La carta comenzaba expresando la sincera alegría del remitente por la conversión de d’Urberville, y le agradecía su amabilidad al haberse comunicado con el pastor sobre el asunto.

Expresaba la cálida seguridad del perdón del señor Clare por la conducta anterior de d’Urberville y su interés por los planes del joven para el futuro. A él, al señor Clare, le habría gustado mucho ver a d’Urberville en la Iglesia a cuyo ministerio había consagrado tantos años de su propia vida, y le habría ayudado a ingresar en un colegio teológico con ese fin; pero dado que su corresponsal probablemente no había querido hacerlo debido a la demora que ello habría entrañado, él no era quién para insistir en su importancia primordial.

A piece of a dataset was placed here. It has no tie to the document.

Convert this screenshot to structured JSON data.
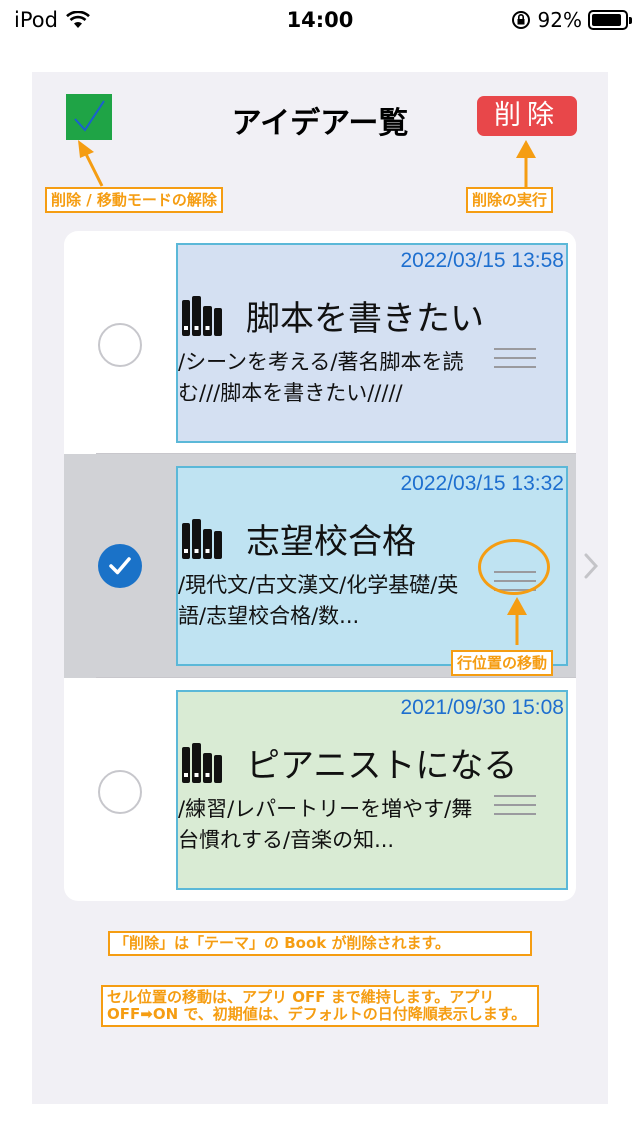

Cada hombre debía trabajar como mejor pudiera hacerlo, y en el método hacia el cual se sintiera impulsado por el Espíritu.

D’Urberville leyó y releyó esta carta, y pareció burlarse de sí mismo con cinismo. También leyó algunos pasajes de sus notas mientras caminaba hasta que su rostro adoptó una expresión de calma y, al parecer, la imagen de Tess dejó de turbar su mente.

Ella, entretanto, había seguido por el borde de la colina por donde tenía el camino más corto a casa. A la distancia de una milla se encontró con un pastor solitario.

—¿Qué significa esa vieja piedra que he dejado atrás? —le preguntó ella—. ¿Fue alguna vez una Santa Cruz?

—Cruz⁠—no; ¡no era una cruz! Es una cosa de mal agüero, señorita. Fue colocada en tiempos antiguos por los parientes de un malhechor que fue torturado allí clavándole la mano a un poste y después ahorcado. Los huesos yacen debajo. Dicen que vendió su alma al diablo y que a veces se aparece.

Experimentó la petite mort ante aquella información tan inesperada como macabra, y dejó atrás al hombre solitario.

Era el crepúsculo cuando se acercó a Flintcomb-Ash, y en el camino a la entrada de la aldea se aproximó a una muchacha y a su pretendiente sin que estos la advirtieran. No hablaban de nada secreto, y la voz clara y despreocupada de la joven, en respuesta a los acentos más cálidos del hombre, se propagaba por el aire gélido como la única cosa reconfortante dentro del horizonte sombrío, lleno de una oscuridad estancada en la que nada más interfería.

Por un momento las voces alegraron el corazón de Tess, hasta que pensó que aquel encuentro tenía su origen, por una parte o por otra, en la misma atracción que había sido el preludio de su propia tribulación.

Cuando estuvo cerca, la muchacha se volvió apaciblemente y la reconoció, mientras el joven se marchaba avergonzado. La mujer era Izz Huett, cuyo interés por la excursión de Tess eclipsó inmediatamente sus propios asuntos. Tess no explicó muy bien los resultados de esta, e Izz, que era una muchacha con tacto, comenzó a hablar de su propio pequeño romance, cuya fase final Tess acababa de presenciar.

—Es Amby Seedling, el muchacho que solía venir a veces a ayudar a Talbothays —explicó con indiferencia—. En realidad se ha informado, ha descubierto que había venido aquí y me ha seguido. Dice que está enamorado de mí desde hace dos años. Pero apenas le he contestado.